Alfredo looked at her with surprise. "What are you trying to say,
woman?"
"Nothing! I am just saying? it is the same make and same model.
Identical. She bought a few of them recently. What a freak coincidence,
isn't it?"
Alfredo's face couldn't recover its expression. "A few of them? What
would she want a few of them for?" He thought of her daughter's strange
behaviour for the last few years, the scarf she always hide her hair
in. he remembered how strong Lorena had been in not letting him meet
her newfound friends. And she spent increasing hours in front of her
computer every day. Sometimes whole nights, even when she had to go to
work the next day. She sang strange songs in other languages ? His
heart froze on his chest.
"Alfredo? are you alright? Leave those coffees there and sit down." He
obeyed, like a zombie. "Alfre, cuchi, are you alright? Do you want me
to call a doctor?"
"Call the police," He said with ice in his mouth.

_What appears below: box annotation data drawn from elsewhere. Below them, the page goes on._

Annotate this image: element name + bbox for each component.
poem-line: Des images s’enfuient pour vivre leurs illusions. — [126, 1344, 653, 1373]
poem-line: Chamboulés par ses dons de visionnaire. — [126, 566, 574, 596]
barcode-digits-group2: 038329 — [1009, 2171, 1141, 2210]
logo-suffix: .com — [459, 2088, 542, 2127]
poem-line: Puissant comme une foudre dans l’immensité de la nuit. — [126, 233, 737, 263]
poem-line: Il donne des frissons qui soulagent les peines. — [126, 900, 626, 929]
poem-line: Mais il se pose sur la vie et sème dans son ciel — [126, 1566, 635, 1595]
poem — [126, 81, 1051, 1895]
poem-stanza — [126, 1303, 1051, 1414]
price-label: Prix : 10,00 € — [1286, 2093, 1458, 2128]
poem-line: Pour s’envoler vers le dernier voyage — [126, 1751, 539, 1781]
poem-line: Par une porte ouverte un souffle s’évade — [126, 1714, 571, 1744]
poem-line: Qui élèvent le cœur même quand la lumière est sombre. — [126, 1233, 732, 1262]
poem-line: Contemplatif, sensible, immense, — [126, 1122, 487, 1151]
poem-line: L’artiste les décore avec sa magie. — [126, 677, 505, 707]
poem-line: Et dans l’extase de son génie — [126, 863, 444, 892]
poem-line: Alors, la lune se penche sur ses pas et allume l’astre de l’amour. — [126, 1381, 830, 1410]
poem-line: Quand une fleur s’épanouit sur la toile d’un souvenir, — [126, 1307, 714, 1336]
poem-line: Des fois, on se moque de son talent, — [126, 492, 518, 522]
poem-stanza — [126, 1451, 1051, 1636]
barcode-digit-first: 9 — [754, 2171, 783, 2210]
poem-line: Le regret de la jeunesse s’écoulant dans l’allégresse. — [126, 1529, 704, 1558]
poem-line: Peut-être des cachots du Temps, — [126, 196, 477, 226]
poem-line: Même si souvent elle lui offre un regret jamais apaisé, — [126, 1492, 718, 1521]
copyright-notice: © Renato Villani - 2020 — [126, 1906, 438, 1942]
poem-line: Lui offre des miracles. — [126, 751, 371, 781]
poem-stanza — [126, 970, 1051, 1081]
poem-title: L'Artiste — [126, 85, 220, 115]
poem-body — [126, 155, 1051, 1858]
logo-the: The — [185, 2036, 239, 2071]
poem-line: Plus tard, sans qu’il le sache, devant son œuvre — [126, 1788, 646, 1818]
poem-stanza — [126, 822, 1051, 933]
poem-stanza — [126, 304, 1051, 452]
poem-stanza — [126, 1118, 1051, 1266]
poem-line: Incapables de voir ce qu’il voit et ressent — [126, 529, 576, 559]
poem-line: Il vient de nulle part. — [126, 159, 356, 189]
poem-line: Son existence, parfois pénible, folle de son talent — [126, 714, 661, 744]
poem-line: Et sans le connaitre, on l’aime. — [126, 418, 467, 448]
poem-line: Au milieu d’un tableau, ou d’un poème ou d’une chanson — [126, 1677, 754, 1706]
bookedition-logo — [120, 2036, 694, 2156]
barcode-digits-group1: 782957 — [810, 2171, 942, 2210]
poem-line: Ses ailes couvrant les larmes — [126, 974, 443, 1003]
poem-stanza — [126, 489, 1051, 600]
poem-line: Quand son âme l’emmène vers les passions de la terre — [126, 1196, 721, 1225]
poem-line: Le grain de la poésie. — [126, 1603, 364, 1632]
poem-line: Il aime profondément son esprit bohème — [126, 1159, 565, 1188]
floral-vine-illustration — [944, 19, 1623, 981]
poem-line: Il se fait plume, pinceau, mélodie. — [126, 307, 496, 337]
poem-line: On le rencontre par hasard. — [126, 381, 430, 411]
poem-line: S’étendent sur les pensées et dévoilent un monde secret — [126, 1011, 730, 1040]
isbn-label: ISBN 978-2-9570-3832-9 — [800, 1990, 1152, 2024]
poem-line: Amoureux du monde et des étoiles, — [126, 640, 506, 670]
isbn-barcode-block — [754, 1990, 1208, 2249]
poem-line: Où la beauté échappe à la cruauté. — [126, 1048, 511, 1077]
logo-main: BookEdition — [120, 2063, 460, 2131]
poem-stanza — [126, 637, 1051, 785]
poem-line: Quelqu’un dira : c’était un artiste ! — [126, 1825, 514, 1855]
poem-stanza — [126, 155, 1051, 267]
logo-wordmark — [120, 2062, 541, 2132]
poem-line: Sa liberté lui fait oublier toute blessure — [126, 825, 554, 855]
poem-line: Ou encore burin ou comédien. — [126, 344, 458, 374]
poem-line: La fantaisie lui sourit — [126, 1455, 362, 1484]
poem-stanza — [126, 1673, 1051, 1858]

"The police?" Pepa asked, horrified. "What can the police do?" her
sentence froze in mid-air. No way. How could he be thinking something
so horrible about their own child?. He was sick. Pepa stood up, and
walked backwards to the hallway. "Call the police Pepa, or I'll call
them." Pepa ran to Lorena's bedroom and sat on her tidy bed. She had
their photos sitting on the table, candle's with delicious smells,
hundreds of books piled up on the floor, and positioned on the shelves,
signs with Arabic writing on the walls, a head scarf hanging from the
bed-post, photos from her high school and university friends, and of
herself, always smiles in all of them.
Pepa didn't recall for how long she had been sitting there when two
officers knocked on their door. They wanted to know all kinds of stuff
about their daughter, how many sports bags she had bought, and why, did
she have any friends abroad?, relatives?, was she going out with a man
of Muslim religion lately?, any strange phone calls lately? Had they
found her behaviour out of character in the last few months or weeks?
Had she appeared nervous the morning of the eleventh? Had she said
anything out of character that morning?
"Stop!" Pepa yelled. Alfredo had to come and take the men away. Pepa
looked for something to do, tidying her hair towards her back. Alfredo
had switched the television off, tired of body parts, political
bullshit half trues and propaganda. The phone went off, he picked
up.
"Hello?" Pepa looked at him while he spoke. "Who? ? My daughter is
dead" He put the phone down rapidly. Pepa rubbed her hands violently
against her apron, trying to get rid of some invisible dirt in them,
but this dirt was too thick, too horrible to ever go like that; and
started dusting her home. An old lullaby on her lips, and a thousand
years of insomnia ahead of them both.